Sunday, November 25, 2007

Betty Sternberg Gets It

Though she is not telling regular readers of this blog anything that we aren't already onboard for, the commentary in this Sunday's Courant is a breath of fresh air.
We need to direct our efforts toward policies that foster a fundamental shift in the way teachers and students interact, the way teachers and teachers interact and the way teachers and administrators interact. We need to fund mentors/teachers who signal to each youngster that they honor, value and profoundly support them. We need to fund programs that create school leaders (students, teachers and administrators) who collaborate and are, as Pink says, "animated by a different form of thinking ... (who have) the capacity to detect patterns and opportunities, to create artistic and emotional beauty, to craft a satisfying narrative and to combine seemingly unrelated ideas into something new."

We don't need more seat time and more tests. We need a fundamentally different structure to foster a different way of thinking.

In this context, I applaud the recommendation that seniors do a yearlong independent study with a teacher or mentor. I just think it isn't enough. Give students four years to do unique, independent work — increasing the amount and complexity each year — to ensure a new kind of interaction with a teacher/mentor and that "different form of thinking" in every high school grade.

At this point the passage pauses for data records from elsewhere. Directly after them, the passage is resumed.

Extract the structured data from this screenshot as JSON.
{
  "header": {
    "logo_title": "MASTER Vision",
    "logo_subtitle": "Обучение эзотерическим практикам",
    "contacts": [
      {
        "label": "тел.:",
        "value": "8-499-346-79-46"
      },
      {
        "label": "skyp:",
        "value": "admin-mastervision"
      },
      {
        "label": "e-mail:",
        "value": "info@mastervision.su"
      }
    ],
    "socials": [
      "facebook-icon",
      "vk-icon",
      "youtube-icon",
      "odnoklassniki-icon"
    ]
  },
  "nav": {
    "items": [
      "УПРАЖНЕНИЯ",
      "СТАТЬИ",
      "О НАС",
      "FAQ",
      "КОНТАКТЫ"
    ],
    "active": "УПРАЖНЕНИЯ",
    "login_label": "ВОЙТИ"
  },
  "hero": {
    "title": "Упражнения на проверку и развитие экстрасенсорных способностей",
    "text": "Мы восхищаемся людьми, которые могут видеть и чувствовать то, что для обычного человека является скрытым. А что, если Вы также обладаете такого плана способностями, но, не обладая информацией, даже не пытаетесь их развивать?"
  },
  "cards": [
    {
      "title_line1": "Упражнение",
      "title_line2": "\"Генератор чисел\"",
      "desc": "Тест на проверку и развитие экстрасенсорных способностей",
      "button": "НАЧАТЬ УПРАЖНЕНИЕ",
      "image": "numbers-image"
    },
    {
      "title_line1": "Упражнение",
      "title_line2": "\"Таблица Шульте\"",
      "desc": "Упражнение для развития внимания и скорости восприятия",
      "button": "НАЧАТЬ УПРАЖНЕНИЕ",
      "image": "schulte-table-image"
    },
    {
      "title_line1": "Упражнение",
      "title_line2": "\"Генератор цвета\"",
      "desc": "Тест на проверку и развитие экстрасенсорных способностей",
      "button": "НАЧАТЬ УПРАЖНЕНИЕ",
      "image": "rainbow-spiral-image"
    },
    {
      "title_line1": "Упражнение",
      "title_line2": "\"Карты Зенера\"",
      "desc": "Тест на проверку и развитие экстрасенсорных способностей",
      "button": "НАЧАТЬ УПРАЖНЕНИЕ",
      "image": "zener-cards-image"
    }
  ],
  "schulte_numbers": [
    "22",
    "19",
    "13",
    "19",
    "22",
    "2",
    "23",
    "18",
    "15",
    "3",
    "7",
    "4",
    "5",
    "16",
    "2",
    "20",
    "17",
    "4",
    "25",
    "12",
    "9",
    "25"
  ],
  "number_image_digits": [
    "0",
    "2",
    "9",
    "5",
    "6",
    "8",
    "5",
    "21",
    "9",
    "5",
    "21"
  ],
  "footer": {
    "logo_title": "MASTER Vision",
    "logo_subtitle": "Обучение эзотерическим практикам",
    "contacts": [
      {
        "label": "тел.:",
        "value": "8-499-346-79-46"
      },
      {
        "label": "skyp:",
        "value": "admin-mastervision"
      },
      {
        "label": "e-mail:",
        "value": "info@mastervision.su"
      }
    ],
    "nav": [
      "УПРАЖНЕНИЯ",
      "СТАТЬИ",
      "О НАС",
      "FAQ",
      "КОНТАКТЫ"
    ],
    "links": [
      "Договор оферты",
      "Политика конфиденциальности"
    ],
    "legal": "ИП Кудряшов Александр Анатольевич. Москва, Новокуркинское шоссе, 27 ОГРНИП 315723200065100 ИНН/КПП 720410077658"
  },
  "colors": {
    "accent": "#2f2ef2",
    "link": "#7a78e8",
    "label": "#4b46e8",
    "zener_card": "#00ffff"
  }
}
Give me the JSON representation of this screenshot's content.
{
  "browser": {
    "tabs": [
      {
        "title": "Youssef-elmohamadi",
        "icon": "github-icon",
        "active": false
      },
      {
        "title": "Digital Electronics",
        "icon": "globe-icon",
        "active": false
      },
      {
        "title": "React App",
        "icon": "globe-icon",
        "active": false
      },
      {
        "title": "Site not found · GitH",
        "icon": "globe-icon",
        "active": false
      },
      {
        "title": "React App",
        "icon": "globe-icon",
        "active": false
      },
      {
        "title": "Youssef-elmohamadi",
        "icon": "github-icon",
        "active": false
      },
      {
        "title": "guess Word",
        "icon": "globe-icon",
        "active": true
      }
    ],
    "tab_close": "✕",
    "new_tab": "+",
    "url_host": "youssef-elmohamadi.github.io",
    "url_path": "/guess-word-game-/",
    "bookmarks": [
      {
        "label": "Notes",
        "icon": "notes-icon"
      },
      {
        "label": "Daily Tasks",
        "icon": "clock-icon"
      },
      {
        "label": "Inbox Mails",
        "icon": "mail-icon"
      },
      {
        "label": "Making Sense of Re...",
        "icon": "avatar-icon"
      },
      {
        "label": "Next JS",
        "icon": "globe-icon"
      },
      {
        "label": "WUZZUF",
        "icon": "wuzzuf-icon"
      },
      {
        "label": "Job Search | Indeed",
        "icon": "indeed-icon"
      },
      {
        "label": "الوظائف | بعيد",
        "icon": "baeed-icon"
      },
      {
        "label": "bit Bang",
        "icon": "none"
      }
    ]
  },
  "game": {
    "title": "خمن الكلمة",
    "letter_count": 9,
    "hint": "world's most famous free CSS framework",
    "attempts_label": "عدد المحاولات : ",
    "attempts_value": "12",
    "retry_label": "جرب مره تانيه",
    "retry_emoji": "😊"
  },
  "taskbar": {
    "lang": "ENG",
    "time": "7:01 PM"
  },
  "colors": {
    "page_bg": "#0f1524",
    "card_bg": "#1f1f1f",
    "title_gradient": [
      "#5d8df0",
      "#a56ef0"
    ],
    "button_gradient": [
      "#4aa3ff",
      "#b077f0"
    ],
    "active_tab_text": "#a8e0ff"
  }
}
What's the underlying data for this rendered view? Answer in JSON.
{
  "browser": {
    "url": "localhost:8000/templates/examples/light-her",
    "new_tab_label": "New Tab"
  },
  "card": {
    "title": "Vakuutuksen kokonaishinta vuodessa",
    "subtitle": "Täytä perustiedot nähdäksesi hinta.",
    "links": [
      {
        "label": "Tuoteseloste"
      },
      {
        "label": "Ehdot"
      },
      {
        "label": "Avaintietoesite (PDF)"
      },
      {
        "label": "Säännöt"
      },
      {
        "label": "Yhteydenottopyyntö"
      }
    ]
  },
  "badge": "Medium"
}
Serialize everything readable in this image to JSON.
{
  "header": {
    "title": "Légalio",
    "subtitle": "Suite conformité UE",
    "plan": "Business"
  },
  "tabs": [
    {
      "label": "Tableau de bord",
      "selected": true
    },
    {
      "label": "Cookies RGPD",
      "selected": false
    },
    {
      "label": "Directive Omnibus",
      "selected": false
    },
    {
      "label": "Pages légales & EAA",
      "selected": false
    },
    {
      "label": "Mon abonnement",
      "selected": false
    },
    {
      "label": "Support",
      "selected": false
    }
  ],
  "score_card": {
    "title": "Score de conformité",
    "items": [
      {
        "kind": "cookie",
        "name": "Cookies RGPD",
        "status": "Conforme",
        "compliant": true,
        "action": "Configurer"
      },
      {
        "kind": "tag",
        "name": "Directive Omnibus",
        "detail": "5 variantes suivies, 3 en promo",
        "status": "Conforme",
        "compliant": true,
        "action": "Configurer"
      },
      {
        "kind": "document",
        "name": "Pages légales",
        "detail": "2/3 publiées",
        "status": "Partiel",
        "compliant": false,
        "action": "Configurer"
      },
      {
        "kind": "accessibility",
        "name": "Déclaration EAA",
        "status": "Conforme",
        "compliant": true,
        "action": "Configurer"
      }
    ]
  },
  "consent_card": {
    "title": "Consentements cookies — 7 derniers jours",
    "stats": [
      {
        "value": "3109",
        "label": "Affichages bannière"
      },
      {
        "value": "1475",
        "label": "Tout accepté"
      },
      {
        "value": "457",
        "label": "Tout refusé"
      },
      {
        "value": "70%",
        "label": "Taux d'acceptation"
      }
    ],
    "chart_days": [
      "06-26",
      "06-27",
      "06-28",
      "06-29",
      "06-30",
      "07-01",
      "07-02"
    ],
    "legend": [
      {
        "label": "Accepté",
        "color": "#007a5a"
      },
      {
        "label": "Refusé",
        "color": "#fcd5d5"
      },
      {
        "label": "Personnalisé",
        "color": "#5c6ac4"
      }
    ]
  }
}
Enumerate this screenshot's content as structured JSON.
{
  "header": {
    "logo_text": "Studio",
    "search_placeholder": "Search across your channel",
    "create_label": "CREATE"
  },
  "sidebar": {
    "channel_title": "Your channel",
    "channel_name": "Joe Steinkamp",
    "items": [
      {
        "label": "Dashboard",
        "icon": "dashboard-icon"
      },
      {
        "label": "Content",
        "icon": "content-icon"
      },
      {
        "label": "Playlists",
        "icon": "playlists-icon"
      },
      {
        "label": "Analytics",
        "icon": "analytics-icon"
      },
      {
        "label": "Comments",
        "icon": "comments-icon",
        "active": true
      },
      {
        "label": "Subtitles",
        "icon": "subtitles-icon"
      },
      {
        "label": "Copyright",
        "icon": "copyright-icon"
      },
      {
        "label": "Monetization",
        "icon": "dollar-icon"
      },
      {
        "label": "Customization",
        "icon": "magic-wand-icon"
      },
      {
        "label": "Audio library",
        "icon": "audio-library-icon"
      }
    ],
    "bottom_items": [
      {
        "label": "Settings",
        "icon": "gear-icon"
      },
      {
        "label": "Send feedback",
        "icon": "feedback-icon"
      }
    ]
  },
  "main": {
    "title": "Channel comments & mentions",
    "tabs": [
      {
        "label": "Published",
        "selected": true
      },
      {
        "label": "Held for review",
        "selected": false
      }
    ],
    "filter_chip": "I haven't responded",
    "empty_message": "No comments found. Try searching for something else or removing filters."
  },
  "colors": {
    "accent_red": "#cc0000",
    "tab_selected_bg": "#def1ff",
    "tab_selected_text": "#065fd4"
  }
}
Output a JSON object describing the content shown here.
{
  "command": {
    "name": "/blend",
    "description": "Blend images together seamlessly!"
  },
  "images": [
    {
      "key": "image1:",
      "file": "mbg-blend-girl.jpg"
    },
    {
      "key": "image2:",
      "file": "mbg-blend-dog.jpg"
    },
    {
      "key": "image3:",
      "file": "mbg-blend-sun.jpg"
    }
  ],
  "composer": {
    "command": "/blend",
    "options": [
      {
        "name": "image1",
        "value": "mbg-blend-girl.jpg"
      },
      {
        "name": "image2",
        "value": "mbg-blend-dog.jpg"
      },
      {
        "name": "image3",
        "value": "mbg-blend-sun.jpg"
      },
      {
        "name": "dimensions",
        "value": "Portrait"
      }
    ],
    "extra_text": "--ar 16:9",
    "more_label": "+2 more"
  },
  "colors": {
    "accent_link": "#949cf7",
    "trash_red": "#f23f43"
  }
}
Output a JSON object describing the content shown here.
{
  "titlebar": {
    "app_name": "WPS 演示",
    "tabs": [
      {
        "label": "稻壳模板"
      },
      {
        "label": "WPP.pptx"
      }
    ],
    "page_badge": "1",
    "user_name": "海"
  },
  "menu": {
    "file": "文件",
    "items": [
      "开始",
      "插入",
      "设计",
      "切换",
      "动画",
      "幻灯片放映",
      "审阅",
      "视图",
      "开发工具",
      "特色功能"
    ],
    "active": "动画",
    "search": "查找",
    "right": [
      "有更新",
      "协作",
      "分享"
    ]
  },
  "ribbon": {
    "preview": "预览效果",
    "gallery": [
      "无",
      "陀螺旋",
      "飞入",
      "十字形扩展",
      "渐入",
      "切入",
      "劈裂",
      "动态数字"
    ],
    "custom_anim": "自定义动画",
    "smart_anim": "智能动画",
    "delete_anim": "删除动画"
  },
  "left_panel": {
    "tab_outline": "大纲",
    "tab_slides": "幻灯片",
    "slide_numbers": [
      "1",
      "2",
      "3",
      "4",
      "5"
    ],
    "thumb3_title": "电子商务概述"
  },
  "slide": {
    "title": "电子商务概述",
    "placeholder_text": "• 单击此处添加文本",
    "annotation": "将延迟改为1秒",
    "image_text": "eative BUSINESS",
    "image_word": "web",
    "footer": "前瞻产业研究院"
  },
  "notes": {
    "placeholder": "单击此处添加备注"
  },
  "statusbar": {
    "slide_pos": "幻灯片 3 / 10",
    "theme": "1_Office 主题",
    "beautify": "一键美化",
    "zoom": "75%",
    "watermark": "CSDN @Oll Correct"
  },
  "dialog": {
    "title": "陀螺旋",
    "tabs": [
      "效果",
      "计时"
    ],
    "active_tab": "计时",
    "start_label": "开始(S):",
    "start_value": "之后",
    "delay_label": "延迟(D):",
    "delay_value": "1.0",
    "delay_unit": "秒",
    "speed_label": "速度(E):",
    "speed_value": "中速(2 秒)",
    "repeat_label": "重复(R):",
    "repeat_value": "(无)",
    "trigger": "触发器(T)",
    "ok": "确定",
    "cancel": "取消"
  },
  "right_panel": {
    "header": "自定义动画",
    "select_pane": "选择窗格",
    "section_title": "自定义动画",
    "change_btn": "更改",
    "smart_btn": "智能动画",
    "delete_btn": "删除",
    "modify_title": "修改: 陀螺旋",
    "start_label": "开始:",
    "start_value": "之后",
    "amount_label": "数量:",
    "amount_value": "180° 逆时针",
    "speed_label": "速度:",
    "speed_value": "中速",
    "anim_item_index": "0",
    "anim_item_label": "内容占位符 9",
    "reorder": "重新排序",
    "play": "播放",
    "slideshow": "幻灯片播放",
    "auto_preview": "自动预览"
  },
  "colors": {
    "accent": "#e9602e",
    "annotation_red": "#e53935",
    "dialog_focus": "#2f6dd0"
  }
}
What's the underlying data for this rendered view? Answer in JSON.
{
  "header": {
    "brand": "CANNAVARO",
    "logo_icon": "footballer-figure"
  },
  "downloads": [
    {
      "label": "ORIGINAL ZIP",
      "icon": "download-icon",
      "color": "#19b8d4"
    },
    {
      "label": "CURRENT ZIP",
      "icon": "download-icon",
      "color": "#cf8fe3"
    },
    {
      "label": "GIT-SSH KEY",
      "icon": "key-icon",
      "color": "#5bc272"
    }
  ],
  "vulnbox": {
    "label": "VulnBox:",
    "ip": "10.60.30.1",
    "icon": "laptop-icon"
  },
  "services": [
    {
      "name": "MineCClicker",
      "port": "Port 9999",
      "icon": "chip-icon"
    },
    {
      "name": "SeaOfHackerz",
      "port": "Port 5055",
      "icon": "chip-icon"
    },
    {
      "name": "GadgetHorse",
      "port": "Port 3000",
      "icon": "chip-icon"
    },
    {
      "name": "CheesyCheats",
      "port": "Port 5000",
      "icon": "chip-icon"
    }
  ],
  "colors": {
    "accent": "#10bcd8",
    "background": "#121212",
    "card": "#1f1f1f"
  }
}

Do require at least two years of world languages. But only after first requiring that world language instruction begin in the lower elementary grades when children are "wired" to learn it more easily.

I don't criticize the bulk of these proposals (increasing credits and adding five end-of-course tests) because they might be costly in terms of dollars or dropouts. It may very well be that what I envision — not a harder high school, but a better one — will be more expensive, with its emphasis on more one-on-one interaction between teachers and students and more creativity required of everyone. And I don't believe that students will drop out when much is expected of them that connects with their souls; they will expect much of themselves, and they will succeed.

I once interviewed one of Hartford's success stories, a young man who graduated from the Classical Magnet School and Connecticut College. He recounted with anger his lack of preparation compared with other college students who came from private schools. He told the story of a high school teacher who cared so little for his students that he asked them to fill out old, frayed work sheets as he read the newspaper. When I asked this young man what was the most important thing that could be done to address all the inequities he described, he said, "Hire teachers who care."

Erin Gruwell cared, and her students basked in that care. We should use her example as we transform our high schools into better places for learning.

2 comments:

Anonymous said...

Yes - but where was that philosophy when she was commissioner of education?

Frank Krasicki said...

Actually, she pleasantly surprised me on a number of occasions. I think Washington has been intimidating and extorting policy initiative from states that know better but cannot afford not to give in to Washington's suffocating stupidities.

Betty will not be the first or last bureaucrat to be rendered helpless by our state's political education complex.